README.md

1178. Number of Valid Words for Each Puzzle

With respect to a given puzzle string, a word is valid if both the following conditions are satisfied:

• word contains the first letter of puzzle.
• For each letter in word, that letter is in puzzle.
  • For example, if the puzzle is "abcdefg", then valid words are "faced", "cabbage", and "baggage", while
  • invalid words are "beefed" (does not include 'a') and "based" (includes 's' which is not in the puzzle).
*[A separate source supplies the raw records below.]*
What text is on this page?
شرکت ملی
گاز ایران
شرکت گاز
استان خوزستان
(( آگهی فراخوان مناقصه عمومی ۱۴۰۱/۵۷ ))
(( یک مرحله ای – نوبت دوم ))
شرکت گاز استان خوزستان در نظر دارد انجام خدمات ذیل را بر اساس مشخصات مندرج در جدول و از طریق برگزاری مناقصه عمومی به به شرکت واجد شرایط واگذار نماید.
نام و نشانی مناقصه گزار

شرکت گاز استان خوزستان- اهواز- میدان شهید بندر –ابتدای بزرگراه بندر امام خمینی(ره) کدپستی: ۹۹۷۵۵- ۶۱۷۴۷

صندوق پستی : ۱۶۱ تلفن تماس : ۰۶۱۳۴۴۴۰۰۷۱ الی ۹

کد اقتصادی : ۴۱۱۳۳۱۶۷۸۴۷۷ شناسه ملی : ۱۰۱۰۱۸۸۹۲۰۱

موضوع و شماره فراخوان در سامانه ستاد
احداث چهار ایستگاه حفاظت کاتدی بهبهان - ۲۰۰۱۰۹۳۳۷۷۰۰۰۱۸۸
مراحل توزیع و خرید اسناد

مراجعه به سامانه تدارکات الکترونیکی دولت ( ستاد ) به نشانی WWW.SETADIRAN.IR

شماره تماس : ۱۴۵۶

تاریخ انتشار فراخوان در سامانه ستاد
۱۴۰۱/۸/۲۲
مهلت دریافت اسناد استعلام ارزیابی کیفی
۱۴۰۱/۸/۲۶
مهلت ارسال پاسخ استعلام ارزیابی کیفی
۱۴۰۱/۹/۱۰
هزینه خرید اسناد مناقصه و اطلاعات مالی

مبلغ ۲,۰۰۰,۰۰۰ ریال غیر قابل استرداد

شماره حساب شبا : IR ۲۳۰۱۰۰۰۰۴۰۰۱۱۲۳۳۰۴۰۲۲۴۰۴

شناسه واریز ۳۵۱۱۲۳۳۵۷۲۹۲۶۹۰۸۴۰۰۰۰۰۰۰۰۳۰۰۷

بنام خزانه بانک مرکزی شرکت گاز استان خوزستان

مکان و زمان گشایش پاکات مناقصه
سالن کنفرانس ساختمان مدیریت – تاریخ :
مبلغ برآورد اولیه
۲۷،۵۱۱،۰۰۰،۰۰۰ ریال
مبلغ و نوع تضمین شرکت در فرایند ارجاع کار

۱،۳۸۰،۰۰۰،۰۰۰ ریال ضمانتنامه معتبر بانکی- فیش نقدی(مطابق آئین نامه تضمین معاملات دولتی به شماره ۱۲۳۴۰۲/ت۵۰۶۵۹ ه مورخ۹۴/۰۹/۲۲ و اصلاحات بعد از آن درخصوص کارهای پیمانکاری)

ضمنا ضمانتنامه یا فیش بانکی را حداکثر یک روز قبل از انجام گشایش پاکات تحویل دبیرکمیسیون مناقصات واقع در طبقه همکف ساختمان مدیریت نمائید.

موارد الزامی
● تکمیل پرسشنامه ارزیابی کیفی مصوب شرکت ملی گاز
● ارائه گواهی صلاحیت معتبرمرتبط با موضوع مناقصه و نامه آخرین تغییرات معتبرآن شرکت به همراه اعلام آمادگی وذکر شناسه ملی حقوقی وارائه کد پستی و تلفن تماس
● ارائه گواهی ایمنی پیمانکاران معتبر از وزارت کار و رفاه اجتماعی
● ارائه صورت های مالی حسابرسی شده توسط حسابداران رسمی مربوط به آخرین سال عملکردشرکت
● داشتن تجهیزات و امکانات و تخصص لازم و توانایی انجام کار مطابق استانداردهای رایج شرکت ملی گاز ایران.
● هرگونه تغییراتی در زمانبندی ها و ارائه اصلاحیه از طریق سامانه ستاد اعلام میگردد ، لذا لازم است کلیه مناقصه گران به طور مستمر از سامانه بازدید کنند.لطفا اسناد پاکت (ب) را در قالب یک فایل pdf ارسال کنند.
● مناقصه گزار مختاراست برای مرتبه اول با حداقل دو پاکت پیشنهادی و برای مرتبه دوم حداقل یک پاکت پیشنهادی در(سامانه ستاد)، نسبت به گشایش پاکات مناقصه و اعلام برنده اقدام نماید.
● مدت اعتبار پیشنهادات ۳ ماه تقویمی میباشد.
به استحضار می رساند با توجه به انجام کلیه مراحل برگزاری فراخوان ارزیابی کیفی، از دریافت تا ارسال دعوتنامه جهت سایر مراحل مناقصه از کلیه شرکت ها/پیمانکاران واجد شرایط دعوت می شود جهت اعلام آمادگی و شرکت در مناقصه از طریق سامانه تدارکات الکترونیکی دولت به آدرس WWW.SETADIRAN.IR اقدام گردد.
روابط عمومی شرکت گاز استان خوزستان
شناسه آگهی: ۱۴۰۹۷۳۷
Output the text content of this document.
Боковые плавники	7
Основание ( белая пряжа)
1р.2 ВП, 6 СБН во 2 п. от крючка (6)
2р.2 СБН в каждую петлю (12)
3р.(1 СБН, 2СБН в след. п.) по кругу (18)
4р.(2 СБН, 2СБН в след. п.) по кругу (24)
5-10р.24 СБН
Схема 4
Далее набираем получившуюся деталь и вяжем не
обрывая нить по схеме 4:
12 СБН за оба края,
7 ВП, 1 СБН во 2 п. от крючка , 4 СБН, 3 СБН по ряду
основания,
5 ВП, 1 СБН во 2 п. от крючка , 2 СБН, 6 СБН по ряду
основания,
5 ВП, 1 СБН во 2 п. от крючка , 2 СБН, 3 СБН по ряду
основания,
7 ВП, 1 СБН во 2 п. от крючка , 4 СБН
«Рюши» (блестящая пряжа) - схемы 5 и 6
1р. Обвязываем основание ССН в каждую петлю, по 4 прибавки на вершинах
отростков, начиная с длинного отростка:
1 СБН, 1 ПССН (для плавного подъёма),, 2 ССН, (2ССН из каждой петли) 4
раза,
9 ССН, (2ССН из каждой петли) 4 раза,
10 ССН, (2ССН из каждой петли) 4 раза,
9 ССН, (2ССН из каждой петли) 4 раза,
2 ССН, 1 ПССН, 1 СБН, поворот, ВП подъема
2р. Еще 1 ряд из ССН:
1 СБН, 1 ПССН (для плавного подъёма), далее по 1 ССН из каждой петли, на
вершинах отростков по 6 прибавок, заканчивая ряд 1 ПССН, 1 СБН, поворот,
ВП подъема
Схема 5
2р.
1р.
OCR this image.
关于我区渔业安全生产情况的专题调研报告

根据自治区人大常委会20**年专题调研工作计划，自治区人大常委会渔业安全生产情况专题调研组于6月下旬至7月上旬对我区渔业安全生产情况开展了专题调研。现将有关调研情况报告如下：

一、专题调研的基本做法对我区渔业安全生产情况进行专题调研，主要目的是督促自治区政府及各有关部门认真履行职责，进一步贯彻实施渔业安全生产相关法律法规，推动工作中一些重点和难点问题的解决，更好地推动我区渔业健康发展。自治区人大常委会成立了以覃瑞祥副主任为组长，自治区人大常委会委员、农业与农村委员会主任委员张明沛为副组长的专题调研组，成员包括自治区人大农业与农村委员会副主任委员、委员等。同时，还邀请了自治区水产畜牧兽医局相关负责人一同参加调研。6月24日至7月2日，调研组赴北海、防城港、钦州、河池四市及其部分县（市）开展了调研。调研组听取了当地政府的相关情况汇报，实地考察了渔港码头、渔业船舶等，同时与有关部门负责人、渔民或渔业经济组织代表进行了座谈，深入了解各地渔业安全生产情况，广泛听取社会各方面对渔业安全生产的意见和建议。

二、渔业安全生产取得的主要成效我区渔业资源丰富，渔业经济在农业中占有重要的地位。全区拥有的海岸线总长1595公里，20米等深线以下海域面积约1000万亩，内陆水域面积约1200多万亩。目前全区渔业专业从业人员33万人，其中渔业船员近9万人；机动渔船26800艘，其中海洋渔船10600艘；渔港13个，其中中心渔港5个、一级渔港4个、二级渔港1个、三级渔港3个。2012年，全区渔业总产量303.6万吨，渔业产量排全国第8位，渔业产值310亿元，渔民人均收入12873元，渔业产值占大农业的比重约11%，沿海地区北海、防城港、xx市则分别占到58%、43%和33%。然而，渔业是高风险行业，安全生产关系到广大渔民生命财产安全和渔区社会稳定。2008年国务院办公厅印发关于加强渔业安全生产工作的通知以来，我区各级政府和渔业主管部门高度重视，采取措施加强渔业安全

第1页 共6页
Return an array answer, where answer[i] is the number of words in the given word list words that is valid with respect to the puzzle puzzles[i].

Example 1:

Input: words = ["aaaa","asas","able","ability","actt","actor","access"], puzzles = ["aboveyz","abrodyz","abslute","absoryz","actresz","gaswxyz"]
Output: [1,1,3,2,4,0]
Explanation:
1 valid word for "aboveyz" : "aaaa"
1 valid word for "abrodyz" : "aaaa"
3 valid words for "abslute" : "aaaa", "asas", "able"
2 valid words for "absoryz" : "aaaa", "asas"
4 valid words for "actresz" : "aaaa", "asas", "actt", "access"
There are no valid words for "gaswxyz" cause none of the words in the list contains letter 'g'.

Example 2:

Input: words = ["apple","pleas","please"], puzzles = ["aelwxyz","aelpxyz","aelpsxy","saelpxy","xaelpsy"]
Output: [0,1,3,2,0]

Constraints:

• 1 <= words.length <= 105
• 4 <= words[i].length <= 50
• 1 <= puzzles.length <= 104
• puzzles[i].length == 7
• words[i] and puzzles[i] consist of lowercase English letters.
• Each puzzles[i] does not contain repeated characters.

Solutions (Rust)

1. Solution

use std::collections::HashMap;

impl Solution {
    pub fn find_num_of_valid_words(words: Vec<String>, puzzles: Vec<String>) -> Vec<i32> {
        let mut count = HashMap::new();
        let mut answer = vec![0; puzzles.len()];

        for word in words {
            let bits = word.bytes().fold(0_i32, |b, c| b | (1 << (c - b'a')));

            if bits.count_ones() < 8 {
                *count.entry(bits).or_insert(0) += 1;
            }
        }

        for i in 0..answer.len() {
            let puzzle = puzzles[i].as_bytes();
            let mut combins = vec![1 << (puzzle[0] - b'a')];
            answer[i] += count.get(&combins[0]).unwrap_or(&0);

            for j in 1..puzzle.len() {
                for k in 0..combins.len() {
                    let combin = combins[k] | (1 << (puzzle[j] - b'a'));
                    combins.push(combin);
                    answer[i] += count.get(&combin).unwrap_or(&0);
                }
            }
        }

        answer
    }
}